The night’s ten distinct and varied performances are threaded together by host Allison Zwozdesky in the persona of “Cheer Applausealot”, Calgary’s best audience member. Her mission is to train us in the duties of a good audience, from supplies (tissues, poking sticks for pesky seatmates) to applause technique. “You, as an audience member, need to be ready for anything.”
She’s right. The pieces embody the range of human emotion from Chenise Mitchell’s choreography of boredom (in an utterly relatable doctor’s waiting room) to Richard Lee’s embodiment of fun (with a brief detour into the pronunciation of “zed” versus “zee”), Jeannie Vanderkerkhove’s choreography of relaxation (sunny beaches, full-body hugs) to Oriana Pagnotta’s dry-humping, loogie-hocking, ball-grabbing, air-guitaring, stage-stomping display of gendered aggression. Pam Tzeng’s collaboration with musician/sound designer Krzysztof Sujata took the darkest dive into the human condition, performing a piece that evoked bondage and constraint to a shrill soundscape punctuated with the voices of distressed children, Tzeng’s face disfigured with dark oily patterns and the tiny voiceless mouths of parasitic twins.

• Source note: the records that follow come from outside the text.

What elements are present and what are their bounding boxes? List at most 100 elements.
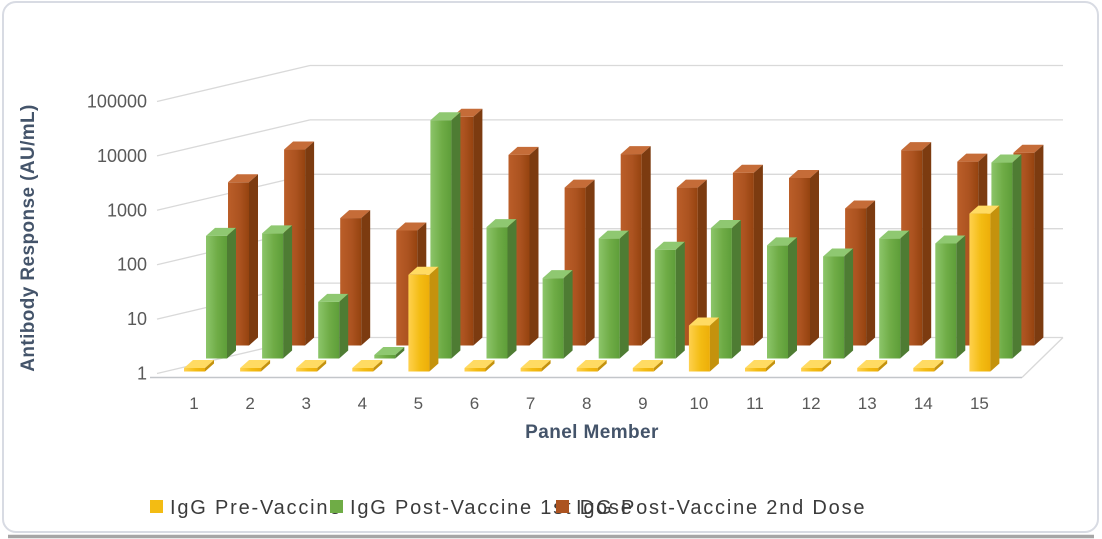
bar-pre-vaccine-member-6 [464,360,495,372]
bar-front-face [318,301,340,359]
x-tick-label: 7 [526,394,535,413]
bar-side-face [585,179,595,346]
bar-front-face [296,368,318,372]
bar-pre-vaccine-member-4 [352,360,383,372]
bar-front-face [206,235,227,359]
x-tick-label: 11 [746,394,764,413]
bar-side-face [429,266,439,372]
x-tick-label: 1 [189,394,198,413]
legend-item-post-2nd-dose: IgG Post-Vaccine 2nd Dose [556,497,866,519]
bar-front-face [745,368,766,372]
bar-top-face [296,360,327,368]
bar-side-face [653,360,663,372]
x-tick-label: 13 [858,394,877,413]
bar-side-face [361,210,371,346]
bar-side-face [766,360,775,372]
bar-top-face [262,225,293,234]
bar-top-face [732,164,763,173]
bar-side-face [283,225,293,359]
bar-top-face [845,200,876,209]
bar-post-1st-dose-member-4 [374,347,405,359]
bar-top-face [318,293,349,302]
bar-post-1st-dose-member-8 [598,230,629,359]
y-tick-label: 10000 [97,146,147,166]
bar-top-face [632,360,663,368]
bar-post-1st-dose-member-1 [206,227,236,359]
bar-side-face [709,317,719,372]
bar-front-face [857,368,879,372]
bar-pre-vaccine-member-8 [576,360,607,372]
bar-post-1st-dose-member-7 [542,270,573,359]
bar-side-face [597,360,607,372]
bar-side-face [473,108,483,346]
y-tick-label: 1000 [107,200,147,220]
legend-marker [150,500,163,513]
bar-top-face [508,146,539,155]
bar-front-face [688,325,710,372]
bar-top-face [745,360,775,368]
bar-side-face [249,174,258,346]
bar-top-face [486,219,517,228]
bar-top-face [430,112,461,121]
x-tick-label: 12 [802,394,821,413]
bar-front-face [520,368,542,372]
bar-front-face [935,243,957,359]
bar-top-face [464,360,495,368]
bar-front-face [542,278,564,359]
bar-top-face [564,179,595,188]
bar-front-face [374,355,396,359]
bar-front-face [352,368,374,372]
floor-right-edge [1021,337,1064,378]
bar-top-face [935,235,966,244]
x-tick-label: 10 [689,394,708,413]
x-tick-label: 6 [470,394,479,413]
x-tick-label: 9 [638,394,647,413]
bar-side-face [205,360,214,372]
bar-top-face [340,210,371,219]
bar-top-face [228,174,258,183]
bar-top-face [396,222,427,231]
bar-top-face [576,360,607,368]
bar-side-face [305,141,315,346]
bar-top-face [801,360,832,368]
bar-side-face [697,179,707,346]
bar-top-face [913,360,944,368]
bar-side-face [641,146,651,346]
x-tick-label: 5 [414,394,423,413]
bar-top-face [767,237,797,246]
bar-side-face [507,219,517,359]
bar-pre-vaccine-member-2 [240,360,271,372]
bar-front-face [632,368,654,372]
bar-top-face [969,205,1000,214]
bar-side-face [956,235,966,359]
bar-side-face [395,347,405,359]
bar-pre-vaccine-member-13 [857,360,888,372]
bar-side-face [675,241,685,359]
bar-top-face [374,347,405,355]
bar-front-face [184,368,205,372]
bar-pre-vaccine-member-15 [969,205,1000,372]
y-tick-label: 1 [137,364,147,384]
bar-top-face [620,146,651,155]
bar-post-1st-dose-member-12 [823,248,854,359]
bar-post-1st-dose-member-11 [767,237,797,359]
bar-front-face [598,238,620,359]
y-tick-label: 100000 [87,92,147,112]
bar-top-face [710,220,741,229]
bar-top-face [240,360,271,368]
bar-post-1st-dose-member-3 [318,293,349,359]
bar-side-face [261,360,271,372]
bar-side-face [990,205,1000,372]
bar-top-face [408,266,439,275]
bar-pre-vaccine-member-7 [520,360,551,372]
bar-side-face [451,112,461,359]
legend-label: IgG Post-Vaccine 2nd Dose [576,497,866,519]
bar-front-face [654,249,676,359]
gridline-slant [156,64,311,103]
bar-front-face [823,256,845,359]
bar-top-face [598,230,629,239]
bar-top-face [676,179,707,188]
bar-side-face [541,360,551,372]
bar-side-face [900,230,910,359]
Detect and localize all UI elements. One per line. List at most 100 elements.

The night also takes a journey through dance history. Mendelsohn’s amateur flamenco enthusiast proves to be Ida Rubinstein, a Russian Jew of the Belle Époque who fearlessly donned the roles of ballet dancer, actor and wealthy patron. Linnea Swan provides a crash course in Yvonne Rainer’s 1965 “No Manifesto”, intended to revolutionize dance and reduce it to its essential elements. Lin Snelling gives us a more personal glimpse of the past, declaring “I was there in the 80s” as she spasmodically whips a chair around the stage, tuning her body to Michael Reinhart’s acoustic guitar that rolls from string to percussion instrument and back again.
The night closes with Vancouver’s Ralph Escamillan in a full body spandex suit, looking like a bedazzled member of the Blue Man Group in a shiny red suit. He strips off layer after layer to Elvis Presley’s “(You’re The) Devil in Disguise”, hammering home the point: this is Physical Therapy. Anything goes.
“Maybe I should just stop?” says Mendelsohn toward the end of her flamenco experiment, lamenting her lack of technique. She drops her poise, despondent, turns her back, walks away… but then, looks over her shoulder with an arched eyebrow. “Fuck it.” She launches into a fishnetted high-kick routine. And the crowd goes wild.